Rully Ramli ยท Kamis, 27 Desember 2018 - 08:45 WIB
Rupiah Terus Tertekan, Menko Darmin: Situasi Belum Stabil Sama Sekali

Menteri Koordinator bidang Perekonomian, Darmin Nasution. (Foto: Ist)

JAKARTA, iNews.id - Rupiah terus ditekan dolar AS dalam beberapa hari terakhir. Fluktuasi kurs rupiah dinilai menunjukkan gejolak belum usai.

Menteri Koordinator bidang Perekonomian, Darmin Nasution mengatakan, pelemahan kurs rupiah tidak terlepas dari situasi global yang belum stabil.

"Jadi, artinya ini kan situasi yang belum settle sama sekali," kata Menko Darmin, dikutip Kamis (27/12/2018).

Pada penutupan perdagangan kemarin, kurs rupiah melemah 0,14 persen menjadi Rp14.570 per dolar AS. Padahal, kurs rupiah dalam beberapa minggu terakhir sempat menyentuh level Rp14.200 per dolar AS.

Menko Darmin menilai, faktor ketidakpastian global yang menekan rupiah berasal dari perang dagang antara AS dan China.

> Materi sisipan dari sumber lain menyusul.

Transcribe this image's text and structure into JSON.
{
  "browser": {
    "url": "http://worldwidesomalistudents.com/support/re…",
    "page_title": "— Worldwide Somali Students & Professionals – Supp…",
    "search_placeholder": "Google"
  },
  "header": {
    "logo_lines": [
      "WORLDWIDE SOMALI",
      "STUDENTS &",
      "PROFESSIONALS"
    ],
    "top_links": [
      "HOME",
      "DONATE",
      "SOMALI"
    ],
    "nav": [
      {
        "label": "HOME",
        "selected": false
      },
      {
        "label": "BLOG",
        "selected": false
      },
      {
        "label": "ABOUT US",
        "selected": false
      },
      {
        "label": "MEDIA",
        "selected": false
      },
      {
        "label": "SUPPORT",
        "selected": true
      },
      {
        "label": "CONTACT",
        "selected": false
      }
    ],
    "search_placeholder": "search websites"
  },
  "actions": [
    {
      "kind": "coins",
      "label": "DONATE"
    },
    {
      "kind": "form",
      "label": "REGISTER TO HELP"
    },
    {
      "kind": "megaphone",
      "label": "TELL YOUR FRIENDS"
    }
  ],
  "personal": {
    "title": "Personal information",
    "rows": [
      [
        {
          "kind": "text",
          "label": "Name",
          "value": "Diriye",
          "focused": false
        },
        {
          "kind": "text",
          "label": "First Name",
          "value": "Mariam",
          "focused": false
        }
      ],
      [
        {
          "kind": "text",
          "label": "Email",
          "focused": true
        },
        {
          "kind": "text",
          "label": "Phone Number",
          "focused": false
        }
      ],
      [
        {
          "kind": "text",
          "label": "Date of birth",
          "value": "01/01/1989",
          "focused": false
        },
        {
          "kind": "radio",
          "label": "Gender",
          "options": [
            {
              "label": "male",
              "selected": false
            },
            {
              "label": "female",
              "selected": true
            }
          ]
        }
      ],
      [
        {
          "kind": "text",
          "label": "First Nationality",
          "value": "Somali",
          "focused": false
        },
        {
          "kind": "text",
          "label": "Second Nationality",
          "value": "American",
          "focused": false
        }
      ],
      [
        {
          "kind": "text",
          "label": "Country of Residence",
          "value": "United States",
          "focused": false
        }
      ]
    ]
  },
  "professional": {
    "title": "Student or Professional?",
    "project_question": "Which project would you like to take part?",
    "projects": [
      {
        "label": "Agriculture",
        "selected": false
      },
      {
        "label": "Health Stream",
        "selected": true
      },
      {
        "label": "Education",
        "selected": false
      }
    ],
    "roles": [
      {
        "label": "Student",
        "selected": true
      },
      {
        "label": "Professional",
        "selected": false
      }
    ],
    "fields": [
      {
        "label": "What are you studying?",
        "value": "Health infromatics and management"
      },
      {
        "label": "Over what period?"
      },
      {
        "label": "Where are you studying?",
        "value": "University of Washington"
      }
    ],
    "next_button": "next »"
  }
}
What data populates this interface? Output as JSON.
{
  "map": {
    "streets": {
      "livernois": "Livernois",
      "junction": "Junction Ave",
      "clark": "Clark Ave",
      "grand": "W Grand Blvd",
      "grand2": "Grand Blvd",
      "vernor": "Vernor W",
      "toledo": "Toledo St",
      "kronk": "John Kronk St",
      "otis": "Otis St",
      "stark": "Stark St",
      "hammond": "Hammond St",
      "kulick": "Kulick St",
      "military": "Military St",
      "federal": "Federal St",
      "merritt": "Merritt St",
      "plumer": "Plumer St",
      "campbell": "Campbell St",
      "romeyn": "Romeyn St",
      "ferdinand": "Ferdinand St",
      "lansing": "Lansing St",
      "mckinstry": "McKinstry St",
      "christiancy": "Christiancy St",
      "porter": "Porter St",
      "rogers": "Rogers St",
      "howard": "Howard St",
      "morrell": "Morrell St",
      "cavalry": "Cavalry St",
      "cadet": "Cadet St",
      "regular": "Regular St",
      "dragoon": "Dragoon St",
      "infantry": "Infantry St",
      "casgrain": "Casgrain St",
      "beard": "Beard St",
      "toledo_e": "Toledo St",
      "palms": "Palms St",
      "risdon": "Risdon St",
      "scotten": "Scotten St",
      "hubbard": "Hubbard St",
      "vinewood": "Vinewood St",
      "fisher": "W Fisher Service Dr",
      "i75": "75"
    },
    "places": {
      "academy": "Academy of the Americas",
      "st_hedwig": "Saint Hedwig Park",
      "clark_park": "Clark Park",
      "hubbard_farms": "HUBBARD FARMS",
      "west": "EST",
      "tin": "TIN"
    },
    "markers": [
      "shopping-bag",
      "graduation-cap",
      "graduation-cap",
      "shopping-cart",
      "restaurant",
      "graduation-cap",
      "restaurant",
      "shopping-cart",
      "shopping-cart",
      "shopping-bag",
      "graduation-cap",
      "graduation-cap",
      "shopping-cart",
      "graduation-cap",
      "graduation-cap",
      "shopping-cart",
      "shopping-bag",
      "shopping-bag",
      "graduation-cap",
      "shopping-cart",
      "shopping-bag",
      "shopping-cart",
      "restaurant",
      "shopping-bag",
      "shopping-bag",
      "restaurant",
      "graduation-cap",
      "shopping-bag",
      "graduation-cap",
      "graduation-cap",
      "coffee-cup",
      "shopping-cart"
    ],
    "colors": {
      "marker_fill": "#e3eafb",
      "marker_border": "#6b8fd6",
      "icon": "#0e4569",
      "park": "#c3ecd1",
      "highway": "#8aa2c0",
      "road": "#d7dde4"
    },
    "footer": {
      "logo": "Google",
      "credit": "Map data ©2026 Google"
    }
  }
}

Selain itu, kebijakan The Fed tetap menjadi perhatian utama bagi investor di seluruh dunia.

Kedua faktor ini, menurut dia, membuat rupiah sangat volatil. Ketika kedua faktor tersebut menekan dolar AS, maka rupiah menguat dalam waktu yang singkat. Begitu pun sebaliknya.

Dalam situasi seperti ini, Menko Darmin menilai, gejolak kurs rupiah dalam waktu singkat menjadi hal yang biasa saja dan tidak perlu dikhawatirkan. Situasi global tidak pasti meski dalam beberapa kasus, investor sudah mengantisipasinya terlebih dahulu.

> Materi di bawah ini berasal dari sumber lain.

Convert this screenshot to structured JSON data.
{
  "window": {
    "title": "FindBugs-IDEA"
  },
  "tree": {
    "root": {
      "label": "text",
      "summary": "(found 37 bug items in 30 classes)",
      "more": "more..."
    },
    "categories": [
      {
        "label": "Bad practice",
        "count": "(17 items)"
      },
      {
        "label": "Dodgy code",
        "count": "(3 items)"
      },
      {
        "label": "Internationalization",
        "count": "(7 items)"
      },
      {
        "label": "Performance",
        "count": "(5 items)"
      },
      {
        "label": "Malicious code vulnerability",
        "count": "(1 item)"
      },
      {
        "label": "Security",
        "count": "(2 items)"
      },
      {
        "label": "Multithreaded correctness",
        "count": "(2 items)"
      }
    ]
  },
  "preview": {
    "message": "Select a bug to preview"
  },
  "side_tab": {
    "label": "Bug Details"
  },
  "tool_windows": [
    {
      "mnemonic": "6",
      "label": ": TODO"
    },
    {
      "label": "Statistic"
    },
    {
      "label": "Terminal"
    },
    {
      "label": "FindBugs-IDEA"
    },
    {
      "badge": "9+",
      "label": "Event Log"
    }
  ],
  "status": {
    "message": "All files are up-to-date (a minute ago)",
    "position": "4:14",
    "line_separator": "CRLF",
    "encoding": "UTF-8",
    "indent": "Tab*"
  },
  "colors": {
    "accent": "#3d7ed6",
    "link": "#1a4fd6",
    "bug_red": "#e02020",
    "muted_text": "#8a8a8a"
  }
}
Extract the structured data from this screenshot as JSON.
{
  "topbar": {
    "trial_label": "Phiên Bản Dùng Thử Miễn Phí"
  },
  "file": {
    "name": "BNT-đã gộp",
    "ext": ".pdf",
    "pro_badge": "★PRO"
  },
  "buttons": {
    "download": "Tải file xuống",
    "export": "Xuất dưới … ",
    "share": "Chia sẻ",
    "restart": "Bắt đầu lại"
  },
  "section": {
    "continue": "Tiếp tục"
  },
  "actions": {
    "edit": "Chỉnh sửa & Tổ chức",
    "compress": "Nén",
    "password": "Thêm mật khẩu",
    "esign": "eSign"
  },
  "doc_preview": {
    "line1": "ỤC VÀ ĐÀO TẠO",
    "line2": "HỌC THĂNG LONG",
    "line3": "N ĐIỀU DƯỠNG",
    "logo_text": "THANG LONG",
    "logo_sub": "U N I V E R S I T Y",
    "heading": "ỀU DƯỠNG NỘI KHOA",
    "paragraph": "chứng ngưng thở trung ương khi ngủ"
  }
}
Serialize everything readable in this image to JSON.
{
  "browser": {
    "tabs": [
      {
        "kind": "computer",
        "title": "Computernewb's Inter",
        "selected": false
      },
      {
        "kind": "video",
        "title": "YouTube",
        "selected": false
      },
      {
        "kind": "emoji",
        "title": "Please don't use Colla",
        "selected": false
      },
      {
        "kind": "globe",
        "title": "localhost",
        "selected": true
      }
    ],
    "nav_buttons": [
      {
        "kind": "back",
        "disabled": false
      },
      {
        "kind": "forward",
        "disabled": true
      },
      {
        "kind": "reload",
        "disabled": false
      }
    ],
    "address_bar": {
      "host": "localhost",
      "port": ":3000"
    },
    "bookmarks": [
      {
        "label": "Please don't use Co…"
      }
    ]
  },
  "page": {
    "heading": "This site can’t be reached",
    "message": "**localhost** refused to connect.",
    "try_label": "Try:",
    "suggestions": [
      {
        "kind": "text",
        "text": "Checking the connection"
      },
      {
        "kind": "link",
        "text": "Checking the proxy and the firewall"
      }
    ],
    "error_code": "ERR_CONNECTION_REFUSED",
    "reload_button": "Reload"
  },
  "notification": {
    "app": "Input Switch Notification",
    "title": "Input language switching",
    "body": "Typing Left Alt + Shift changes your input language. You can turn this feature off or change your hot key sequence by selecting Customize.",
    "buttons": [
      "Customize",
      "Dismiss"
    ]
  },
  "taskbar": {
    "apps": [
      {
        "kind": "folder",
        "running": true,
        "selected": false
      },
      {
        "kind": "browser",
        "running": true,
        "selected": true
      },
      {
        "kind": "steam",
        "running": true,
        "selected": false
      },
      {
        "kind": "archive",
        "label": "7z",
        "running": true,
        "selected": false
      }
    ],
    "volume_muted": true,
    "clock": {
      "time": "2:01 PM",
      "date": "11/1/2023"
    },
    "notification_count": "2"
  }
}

"Yang menarik pada waktu The Fed menaikan suku bunga, (kurs rupiah) enggak melemah-melemah kan? Malah waktu itu sedikit menguat," katanya.

Mantan Gubernur Bank Indonesia itu menjamin kondisi ekonomi domestik cukup baik. Hal tersebut terlihat dari reaksi investor yang mulai masuk kembali ke Indonesia (capital inflow).

"Kita tidak lagi dalam situasi seperti 2-3 bulan lalu, dimana yang ada itu outflow. Sekarang kan enggak, dua bulan terakhir ini dia masuk," ujar dia.